The DEA Is Hiding Surveillance Cameras In Vacuum Cleaners

Louis Lanzano/AP

The  Drug Enforcement Administration (DEA) has hidden surveillance cameras in everything from streetlights to traffic barrels to road signs. Now, the agency will be using a vacuum cleaner for surveillance, according to recently released, publicly available federal contracting data.

A Denair, California-based company called the Special Services Group, LLC won a $42,595 DEA purchase order at the end of November for a “custom Shop Vac concealment with Canon M50B.” Canon describes the M50B as a “high-sensitivity…PTZ [Pan-Tilt-Zoom] network camera” that “captures video with remarkable color and clarity, even in very low-light environments.” The M50B retails for about $3,400; the acquisition is being funded by the DEA’s Office of Investigative Technology and is presumably intended to assist agents in a specific operation, rather than for wider, passive monitoring.
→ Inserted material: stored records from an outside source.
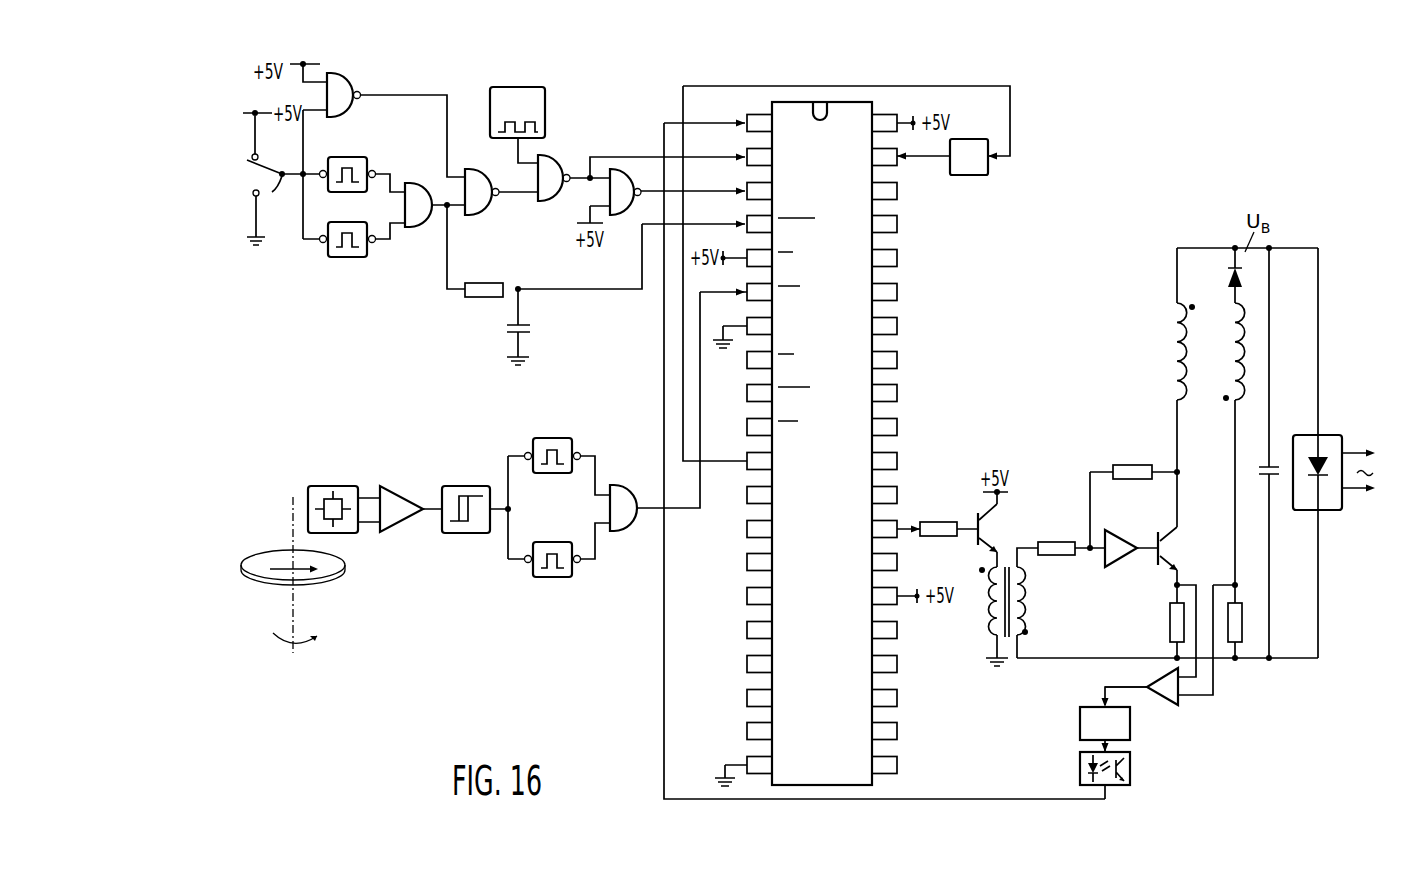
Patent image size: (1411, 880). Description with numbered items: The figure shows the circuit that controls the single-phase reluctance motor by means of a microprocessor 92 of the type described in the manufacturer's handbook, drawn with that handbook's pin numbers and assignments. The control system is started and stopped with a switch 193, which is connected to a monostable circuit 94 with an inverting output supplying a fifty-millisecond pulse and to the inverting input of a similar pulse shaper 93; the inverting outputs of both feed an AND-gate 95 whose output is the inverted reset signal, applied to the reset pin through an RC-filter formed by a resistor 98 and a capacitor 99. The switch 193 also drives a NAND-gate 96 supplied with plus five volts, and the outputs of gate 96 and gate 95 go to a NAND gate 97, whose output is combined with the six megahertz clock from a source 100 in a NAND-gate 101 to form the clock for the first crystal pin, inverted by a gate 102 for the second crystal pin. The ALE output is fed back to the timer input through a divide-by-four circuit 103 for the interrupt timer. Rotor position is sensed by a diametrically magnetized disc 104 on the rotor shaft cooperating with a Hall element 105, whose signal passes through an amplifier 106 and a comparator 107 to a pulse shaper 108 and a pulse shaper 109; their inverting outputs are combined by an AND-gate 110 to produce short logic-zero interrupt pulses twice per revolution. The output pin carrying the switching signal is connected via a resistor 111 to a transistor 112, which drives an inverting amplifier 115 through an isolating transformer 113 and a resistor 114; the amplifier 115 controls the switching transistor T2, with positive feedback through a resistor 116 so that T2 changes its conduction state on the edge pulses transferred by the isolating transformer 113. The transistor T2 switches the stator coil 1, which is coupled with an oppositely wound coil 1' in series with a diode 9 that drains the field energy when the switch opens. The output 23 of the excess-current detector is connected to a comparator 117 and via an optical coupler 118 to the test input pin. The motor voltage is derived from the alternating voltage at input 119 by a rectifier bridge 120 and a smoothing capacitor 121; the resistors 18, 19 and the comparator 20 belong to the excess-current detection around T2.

The coil 1 is at (1166, 351).
The coil 1' is at (1225, 351).
The diode 9 is at (1228, 281).
The resistor 18 is at (1170, 622).
The resistor 19 is at (1246, 622).
The comparator 20 is at (1155, 696).
The output of the excess-current detector 23 is at (1126, 687).
The microprocessor 92 is at (868, 787).
The pulse shaper 93 is at (350, 157).
The monostable circuit 94 is at (349, 222).
The AND-gate 95 is at (420, 190).
The NAND-gate 96 is at (348, 83).
The NAND gate 97 is at (482, 177).
The RC-filter resistor 98 is at (476, 290).
The RC-filter capacitor 99 is at (511, 332).
The clock signal source 100 is at (497, 93).
The NAND-gate 101 is at (546, 156).
The gate 102 is at (620, 185).
The divide-by-four circuit 103 is at (977, 139).
The diametrically magnetized disc 104 is at (346, 566).
The Hall element 105 is at (345, 486).
The amplifier 106 is at (393, 488).
The comparator 107 is at (462, 488).
The pulse shaper 108 is at (562, 440).
The pulse shaper 109 is at (562, 543).
The AND-gate 110 is at (625, 488).
The resistor 111 is at (938, 522).
The transistor 112 is at (999, 524).
The isolating transformer 113 is at (1007, 640).
The resistor 114 is at (1058, 542).
The inverting amplifier 115 is at (1118, 537).
The resistor 116 is at (1125, 465).
The comparator 117 is at (1080, 736).
The optical coupler 118 is at (1080, 776).
The input 119 is at (1370, 486).
The rectifier bridge 120 is at (1296, 442).
The smoothing capacitor 121 is at (1260, 468).
The switch 193 is at (275, 180).
The switching transistor T2 is at (1178, 543).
The Special Services Group “is a leading supplier of technical solutions for law enforcement, military and government agencies in the United States of America,” its website says. “Due to the critical missions of our customers, we have chosen not to place our product information on our website. Please use the contact section of our site to request more information.”

Past contracts suggest the firm works with the DEA in various capacities; they include orders for “special services,” “covert GPS,” and something described as “annual covert track service.”

Both the Special Services Group and the DEA declined to comment.